Honda is recalling nearly 500,000 vehicles due to seat belts that may not buckle properly


Honda is recalling nearly half a million cars, including many of its best-selling SUV and light vehicle models, due to potential issues with driver and front passenger seatbelts not latching properly.

In a March 9 report filed with the U.S. National Highway Traffic Safety Administration (NHTSA), published Wednesday, Honda said 448,613 vehicles were affected by the seatbelt issue. The company estimates that one percent of recalled seat belts are defective.

“The seatbelt buckle channel for the driver and front passenger was manufactured outside of specification, causing interference between the buckle channel and the release button,” Honda said in its report. “The surface coating of the buckle channel can deteriorate over time and the release button can shrink against the channel at low temperatures, increasing friction.”

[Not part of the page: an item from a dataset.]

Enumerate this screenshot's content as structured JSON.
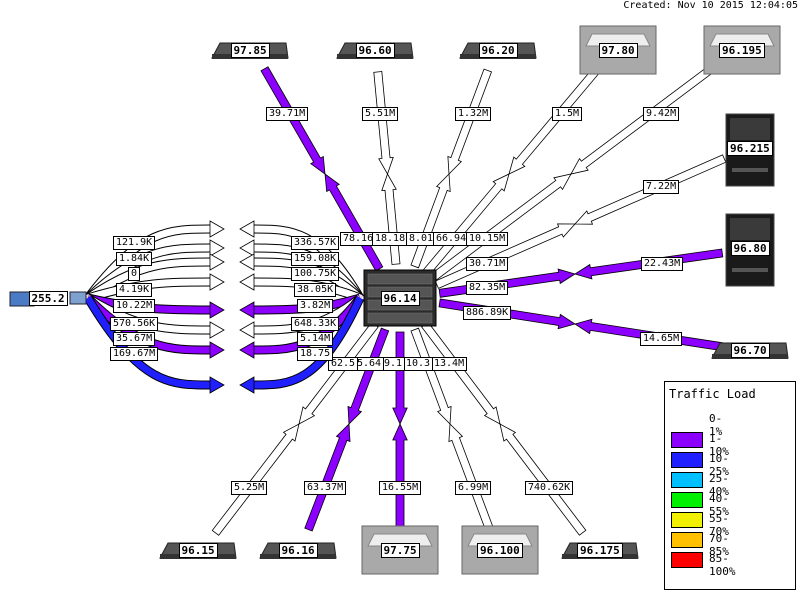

The models affected by the recall include some of Honda’s most popular vehicles, including the CR-V and Accord, which were featured on Car and Driver’s best-selling cars of 2022. The models affected by the recall are the CR-V between 2017 and 2020, the Accord between 2018 and 2019, the Accord Hybrid between 2018 and 2019, the Odyssey between 2018 and 2020, the Acura RDX between 2019 and 2020 and the 2019 Insight.

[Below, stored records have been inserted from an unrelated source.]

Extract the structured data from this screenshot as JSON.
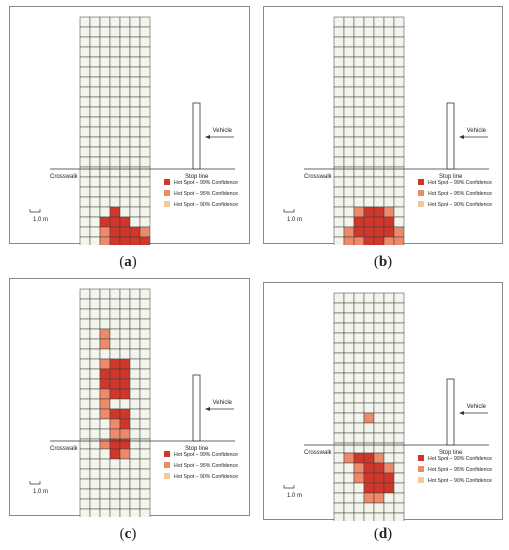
{
  "labels": {
    "crosswalk": "Crosswalk",
    "stop_line": "Stop line",
    "vehicle": "Vehicle",
    "scale": "1.0 m"
  },
  "colors": {
    "c99": "#d1362b",
    "c95": "#ec8a6a",
    "c90": "#f7c79a",
    "grid_fill": "#f3f4ec",
    "grid_line": "#3d3d3d"
  },
  "legend": [
    {
      "level": "99",
      "label": "Hot Spot – 99% Confidence"
    },
    {
      "level": "95",
      "label": "Hot Spot – 95% Confidence"
    },
    {
      "level": "90",
      "label": "Hot Spot – 90% Confidence"
    }
  ],
  "grid": {
    "cols": 7,
    "rows": 25
  },
  "panels": [
    {
      "id": "a",
      "caption_open": "(",
      "caption_letter": "a",
      "caption_close": ")",
      "hotspots": {
        "99": [
          [
            3,
            19
          ],
          [
            2,
            20
          ],
          [
            3,
            20
          ],
          [
            4,
            20
          ],
          [
            3,
            21
          ],
          [
            4,
            21
          ],
          [
            5,
            21
          ],
          [
            3,
            22
          ],
          [
            4,
            22
          ],
          [
            5,
            22
          ],
          [
            6,
            22
          ],
          [
            4,
            23
          ],
          [
            5,
            23
          ],
          [
            6,
            23
          ]
        ],
        "95": [
          [
            2,
            21
          ],
          [
            2,
            22
          ],
          [
            2,
            23
          ],
          [
            6,
            21
          ],
          [
            5,
            24
          ]
        ],
        "90": []
      }
    },
    {
      "id": "b",
      "caption_open": "(",
      "caption_letter": "b",
      "caption_close": ")",
      "hotspots": {
        "99": [
          [
            3,
            19
          ],
          [
            4,
            19
          ],
          [
            2,
            20
          ],
          [
            3,
            20
          ],
          [
            4,
            20
          ],
          [
            5,
            20
          ],
          [
            2,
            21
          ],
          [
            3,
            21
          ],
          [
            4,
            21
          ],
          [
            5,
            21
          ],
          [
            3,
            22
          ],
          [
            4,
            22
          ]
        ],
        "95": [
          [
            2,
            19
          ],
          [
            5,
            19
          ],
          [
            1,
            21
          ],
          [
            6,
            21
          ],
          [
            1,
            22
          ],
          [
            2,
            22
          ],
          [
            5,
            22
          ],
          [
            6,
            22
          ]
        ],
        "90": [
          [
            3,
            23
          ],
          [
            4,
            23
          ],
          [
            2,
            23
          ],
          [
            5,
            23
          ]
        ]
      }
    },
    {
      "id": "c",
      "caption_open": "(",
      "caption_letter": "c",
      "caption_close": ")",
      "hotspots": {
        "99": [
          [
            3,
            7
          ],
          [
            4,
            7
          ],
          [
            2,
            8
          ],
          [
            3,
            8
          ],
          [
            4,
            8
          ],
          [
            2,
            9
          ],
          [
            3,
            9
          ],
          [
            4,
            9
          ],
          [
            3,
            10
          ],
          [
            4,
            10
          ],
          [
            3,
            12
          ],
          [
            4,
            12
          ],
          [
            4,
            13
          ],
          [
            3,
            15
          ],
          [
            4,
            15
          ],
          [
            3,
            16
          ]
        ],
        "95": [
          [
            2,
            4
          ],
          [
            2,
            5
          ],
          [
            2,
            7
          ],
          [
            2,
            10
          ],
          [
            2,
            11
          ],
          [
            2,
            12
          ],
          [
            3,
            13
          ],
          [
            3,
            14
          ],
          [
            4,
            14
          ],
          [
            2,
            15
          ],
          [
            4,
            16
          ]
        ],
        "90": []
      }
    },
    {
      "id": "d",
      "caption_open": "(",
      "caption_letter": "d",
      "caption_close": ")",
      "hotspots": {
        "99": [
          [
            2,
            16
          ],
          [
            3,
            16
          ],
          [
            3,
            17
          ],
          [
            4,
            17
          ],
          [
            3,
            18
          ],
          [
            4,
            18
          ],
          [
            5,
            18
          ],
          [
            4,
            19
          ],
          [
            5,
            19
          ],
          [
            3,
            19
          ]
        ],
        "95": [
          [
            3,
            12
          ],
          [
            1,
            16
          ],
          [
            4,
            16
          ],
          [
            2,
            17
          ],
          [
            5,
            17
          ],
          [
            2,
            18
          ],
          [
            3,
            20
          ],
          [
            4,
            20
          ]
        ],
        "90": []
      }
    }
  ]
}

The company said in the report that the increased friction could pose a safety risk.

“If the seat belt buckle does not engage, the occupant may not be properly restrained, increasing the occupant’s risk of injury,” Honda wrote.

Honda received more than 300 warranty claims related to the issue between March 22, 2019 and January 16, 2023, but the company said there had been no reports of injuries or deaths from the seat belt issue as of early March.

The Honda recall comes a month after the Japanese automaker recalled more than 114,000 Fit and HR-V vehicles over a problem with the rear camera. A February NHTSA report shows that Honda ordered the recall for those ignition-equipped vehicles because the display may not power on and the car is unable to display the video image from the rear view camera. Honda estimated that 100 percent of cars may have the defect.

Other automakers, such as Toyota and Chevrolet, have recently announced recalls for a variety of reasons, from faulty software to missing or faulty parts.

So, what’s next for Honda owners affected by the latest recall? The company said in its report to U.S. safety regulators that owners affected by seatbelt issues should expect Honda to contact them by mail on April 17. When owners receive Honda’s notice, they will be instructed to obtain a free seatbelt replacement from an authorized dealer, the company said.